Ormai la condivisione dei mezzi di trasporto, siano essi macchine, motorini, bicilette e, tra poco, monopattini o mono-ruota, è diventata la terza via della mobilità, soprattutto nelle grandi Città.

Uno degli ultimi trend in tema di trasporti è proprio la diffusione del bike sharing a flusso libero che, un po’ in tutto il mondo, ha modificato le abitudini di mobilità di moltissime persone: infatti, anche chi non ha mai utilizzato la bicicletta per muoversi in città si è avvicinato al mondo delle due ruote, sia per la facilità di utilizzare le bici, sia per la comodità di lasciarle un po’ ovunque, senza l’obbligo del riposizionamento forzato.

Come sempre capita in occasioni di grandi novità, anche a livello culturale, che modificano lo status quo delle cose, i problemi non sono mancati e non mancano: la libertà di lasciare la bici in qualsiasi spazio pubblico ha creato fin da subito alcuni grattacapi legati alla gestione dei marciapiedi, delle piazze e degli attrattori di traffico che, in pochissimo tempo, si sono ritrovati invasi dalle bici.

E’ logico che le Amministrazioni comunali interessate dal fenomeno dovranno lavorare e non poco sia sul fronte della prevenzione di condotte illecite, sia su quello puramente repressivo, ma anche sul versante normativo andrà fatto qualcosa per regolamentare un fenomeno che, comunque lo si voglia ritenere, è inarrestabile.

Interessante sarebbe capire, ad esempio, di quanto cala l’uso delle auto quando hai a disposizione anche una bicicletta.

La società Uber che a Roma ha da poco inaugurato, con l’Amministrazione Raggi, il servizio di sharing denominato “Jump” di biciclette a pedalata assistita, è stata tra le prime a rendere noti alcuni importanti dati.

Dati che, ad oggi, riguardano solamente gli utenti Uber di San Francisco che hanno effettivamente usato bici JUMP tramite la app di Uber, per almeno due volte.

Per questi utenti, gli spostamenti prenotati tramite l’app (Uber + JUMP) sono aumentati del 15%, con gli spostamenti in auto che in media sono calati del 10%, o addirittura del 15% nelle ore di punta: la bici ha quindi sostituito l’auto e anche altri spostamenti che prima non venivano fatti tramite l’app.

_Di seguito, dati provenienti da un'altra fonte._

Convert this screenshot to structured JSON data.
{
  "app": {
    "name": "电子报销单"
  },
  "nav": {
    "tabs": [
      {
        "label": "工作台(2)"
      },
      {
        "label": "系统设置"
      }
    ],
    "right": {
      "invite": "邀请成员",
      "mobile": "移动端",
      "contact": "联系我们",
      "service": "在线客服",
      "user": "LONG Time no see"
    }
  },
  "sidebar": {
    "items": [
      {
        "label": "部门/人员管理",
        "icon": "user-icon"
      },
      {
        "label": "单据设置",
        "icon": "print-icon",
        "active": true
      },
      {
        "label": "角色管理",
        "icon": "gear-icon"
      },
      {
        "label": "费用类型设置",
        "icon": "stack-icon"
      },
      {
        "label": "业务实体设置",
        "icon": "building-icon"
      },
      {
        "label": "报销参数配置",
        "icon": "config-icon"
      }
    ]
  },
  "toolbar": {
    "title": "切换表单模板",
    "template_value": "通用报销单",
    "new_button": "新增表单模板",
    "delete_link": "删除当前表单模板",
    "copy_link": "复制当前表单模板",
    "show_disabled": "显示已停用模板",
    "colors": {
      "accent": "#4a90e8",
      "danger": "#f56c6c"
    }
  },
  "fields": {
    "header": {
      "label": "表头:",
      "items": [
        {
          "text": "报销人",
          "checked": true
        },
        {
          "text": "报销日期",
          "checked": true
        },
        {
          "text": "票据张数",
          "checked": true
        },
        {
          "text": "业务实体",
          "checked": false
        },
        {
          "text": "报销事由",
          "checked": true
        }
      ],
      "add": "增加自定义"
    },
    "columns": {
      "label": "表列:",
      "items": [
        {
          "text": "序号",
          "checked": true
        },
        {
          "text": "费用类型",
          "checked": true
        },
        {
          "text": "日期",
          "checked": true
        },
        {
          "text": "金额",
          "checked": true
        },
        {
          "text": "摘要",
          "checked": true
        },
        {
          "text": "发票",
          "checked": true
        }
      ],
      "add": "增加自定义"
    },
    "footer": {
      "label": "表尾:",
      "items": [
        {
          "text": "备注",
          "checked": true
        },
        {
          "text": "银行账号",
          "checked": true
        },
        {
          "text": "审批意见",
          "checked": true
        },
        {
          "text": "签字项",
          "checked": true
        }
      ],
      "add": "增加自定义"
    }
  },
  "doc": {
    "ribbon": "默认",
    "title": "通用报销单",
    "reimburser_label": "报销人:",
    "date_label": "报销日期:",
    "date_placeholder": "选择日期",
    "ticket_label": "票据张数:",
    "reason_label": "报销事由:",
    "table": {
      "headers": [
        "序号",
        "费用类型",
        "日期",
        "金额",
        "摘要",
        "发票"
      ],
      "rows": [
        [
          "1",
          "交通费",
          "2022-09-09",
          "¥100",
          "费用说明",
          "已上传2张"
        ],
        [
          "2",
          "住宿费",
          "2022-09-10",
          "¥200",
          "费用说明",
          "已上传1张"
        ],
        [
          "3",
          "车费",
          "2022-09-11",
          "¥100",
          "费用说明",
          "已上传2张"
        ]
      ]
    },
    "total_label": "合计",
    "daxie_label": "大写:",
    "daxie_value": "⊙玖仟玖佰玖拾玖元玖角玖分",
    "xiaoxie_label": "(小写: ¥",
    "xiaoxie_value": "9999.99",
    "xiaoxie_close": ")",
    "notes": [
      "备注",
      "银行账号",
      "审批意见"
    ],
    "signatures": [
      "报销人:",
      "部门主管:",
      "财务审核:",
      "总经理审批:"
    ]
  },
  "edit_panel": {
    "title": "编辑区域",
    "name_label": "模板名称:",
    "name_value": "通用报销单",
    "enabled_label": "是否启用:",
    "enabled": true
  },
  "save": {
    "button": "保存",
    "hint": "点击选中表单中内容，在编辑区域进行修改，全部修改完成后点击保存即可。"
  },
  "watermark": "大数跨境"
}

Ed è lecito pensare che ci sia una grande domanda di mezzi ancora non soddisfatta, in quanto la disponibilità di bici JUMP è molto limitata: solamente 250 esemplari in tutta San Francisco.

Gli altri dati diffusi riguardano l’orario di uso delle bici: il 69% degli spostamenti in bici avviene durante il giorno, fra le 8 di mattina e le 6 del pomeriggio, come a dire che esiste comunque una preferenza per la bici quando c’è bisogno di arrivare velocemente a destinazione, senza rimanere imbottigliati nel traffico.

E mentre a Roma con il servizio “Jump” si è riscommesso su questo tipo di mobilità, peraltro nemmeno ad un costo tanto economico per gli utilizzatori (20 centesimi al minuto e 5 centesimi per lo sblocco), a Londra già nel 2017 il bike sharing a flusso libero fu oggetto di alcuni “aggiustamenti”, attraverso la dettagliata regolamentazione del settore, per cercare di minimizzare i problemi riscontrati

Tre sono i punti più interessanti che emergono dalla lettura del “Code of Practice” londinese: le aziende del bike sharing a flusso libero devono presentare un piano operativo preciso prima di iniziare la loro attività;
devono essere in grado di gestire i flussi, rimuovendo rapidamente eventuali bici in eccesso; devono condividere con le autorità i dati sugli spostamenti dei ciclisti, in forma anonima.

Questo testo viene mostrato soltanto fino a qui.